8. The panel of claim 6, wherein said inner core layer is comprised of a urethane or polystyrene foam.

9. The panel of claim 8, wherein said anti-microbial layer is comprised of an uncoated copper screen.

10. The panel of claim 1, wherein said anti-microbial layer is comprised of an uncoated copper screen.

11. The panel of claim 1, wherein at least said anti-microbial layer is embossed with an image.

12. An anti-microbial panel comprising:

a structural layer;

an inner core layer comprised of a lightweight polymer affixed to the structural layer;

an anti-microbial layer affixed to the inner core layer; and

a frame part, wherein

said structural layer, said inner core layer, and said anti-microbial layer are formed into a panel; and wherein

said frame part is configured to encompass the perimeter of the panel; and further wherein

13. The panel of claim 12, wherein said anti-microbial layer is comprised of an uncoated copper screen.

14. The panel of claim 13, wherein said anti-microbial layer is embossed with an image.

15. The panel of claim 12, wherein said inner core layer is comprised of a urethane or polystyrene foam.

16. The panel of claim 12, wherein at least said anti-microbial layer is embossed with an image.

17. The panel of claim 12, wherein said anti-microbial layer, said inner core layer, and said structural layer are laminated together using a glue or fastener to connect the layers together.
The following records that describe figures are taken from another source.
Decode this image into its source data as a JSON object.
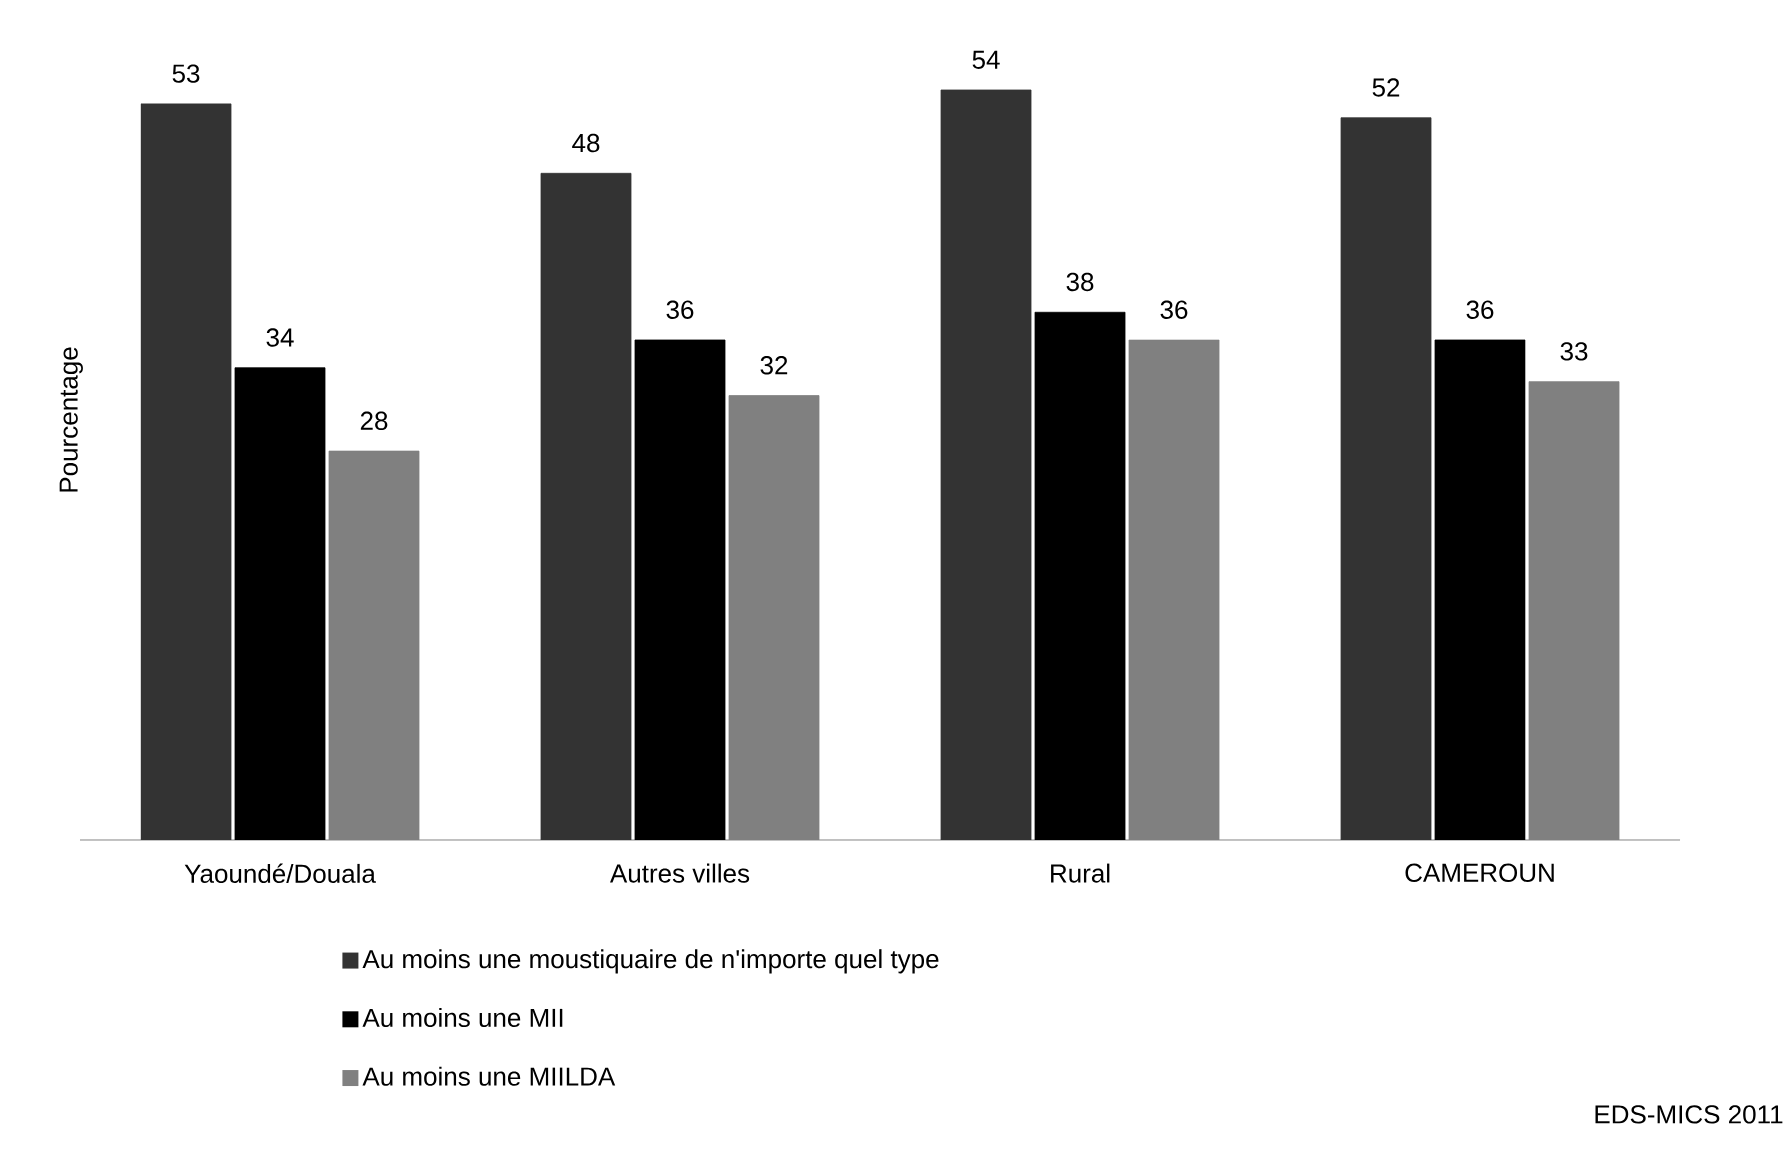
{
  "chart_data": {
    "type": "bar",
    "ylabel": "Pourcentage",
    "categories": [
      "Yaoundé/Douala",
      "Autres villes",
      "Rural",
      "CAMEROUN"
    ],
    "series": [
      {
        "name": "Au moins une moustiquaire de n'importe quel type",
        "color": "#333333",
        "values": [
          53,
          48,
          54,
          52
        ]
      },
      {
        "name": "Au moins une MII",
        "color": "#000000",
        "values": [
          34,
          36,
          38,
          36
        ]
      },
      {
        "name": "Au moins une MIILDA",
        "color": "#808080",
        "values": [
          28,
          32,
          36,
          33
        ]
      }
    ],
    "data_labels": true,
    "legend": "bottom",
    "grid": false,
    "annotations": [
      "EDS-MICS 2011"
    ]
  }
}
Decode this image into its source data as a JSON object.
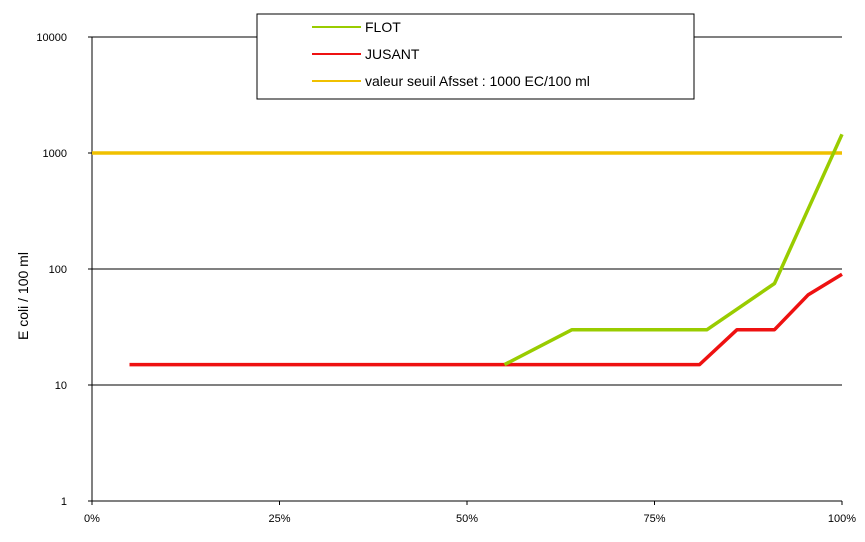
{
  "chart_data": {
    "type": "line",
    "title": "",
    "xlabel": "",
    "ylabel": "E coli / 100 ml",
    "yscale": "log",
    "ylim": [
      1,
      10000
    ],
    "xlim": [
      0,
      100
    ],
    "xticks": [
      {
        "value": 0,
        "label": "0%"
      },
      {
        "value": 25,
        "label": "25%"
      },
      {
        "value": 50,
        "label": "50%"
      },
      {
        "value": 75,
        "label": "75%"
      },
      {
        "value": 100,
        "label": "100%"
      }
    ],
    "yticks": [
      {
        "value": 1,
        "label": "1"
      },
      {
        "value": 10,
        "label": "10"
      },
      {
        "value": 100,
        "label": "100"
      },
      {
        "value": 1000,
        "label": "1000"
      },
      {
        "value": 10000,
        "label": "10000"
      }
    ],
    "grid": "horizontal",
    "legend_position": "top",
    "series": [
      {
        "name": "FLOT",
        "color": "#99cc00",
        "points": [
          [
            55,
            15
          ],
          [
            64,
            30
          ],
          [
            82,
            30
          ],
          [
            91,
            75
          ],
          [
            100,
            1450
          ]
        ]
      },
      {
        "name": "JUSANT",
        "color": "#ee1111",
        "points": [
          [
            5,
            15
          ],
          [
            81,
            15
          ],
          [
            86,
            30
          ],
          [
            91,
            30
          ],
          [
            95.5,
            60
          ],
          [
            100,
            90
          ]
        ]
      },
      {
        "name": "valeur seuil Afsset : 1000 EC/100 ml",
        "color": "#f0c000",
        "points": [
          [
            0,
            1000
          ],
          [
            100,
            1000
          ]
        ]
      }
    ]
  }
}
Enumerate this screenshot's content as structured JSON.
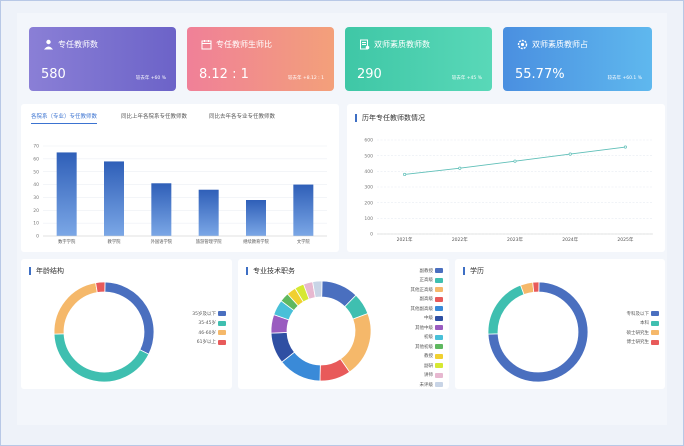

18. A method of killing microbes in a room comprising the steps of:

providing an anti-microbial panel comprising:

a structural layer,

an inner core layer comprised of a lightweight polymer affixed to the structural layer, and

an anti-microbial layer affixed to the inner core layer, wherein

said structural layer, said inner core layer, and said anti-microbial layer are formed into a panel;

installing a plurality of said panels in a room on a wall, a ceiling, or both; and

killing microbes in the room when said microbes come into contact said anti-microbial layer through air flow in the room.

19. The method of claim 18, wherein said anti-microbial layer is comprised of an uncoated copper screen.

20. The method of claim 19, wherein said inner core layer is comprised of a urethane or polystyrene foam.

21. The method of claim 19, said panel further comprising a frame part configured to encompass the perimeter of the panel.

22. The method of claim 18, wherein at least said anti-microbial layer is embossed with an image.

23. The method of claim 18 said panel further comprising a frame part configured to encompass the perimeter of the panel.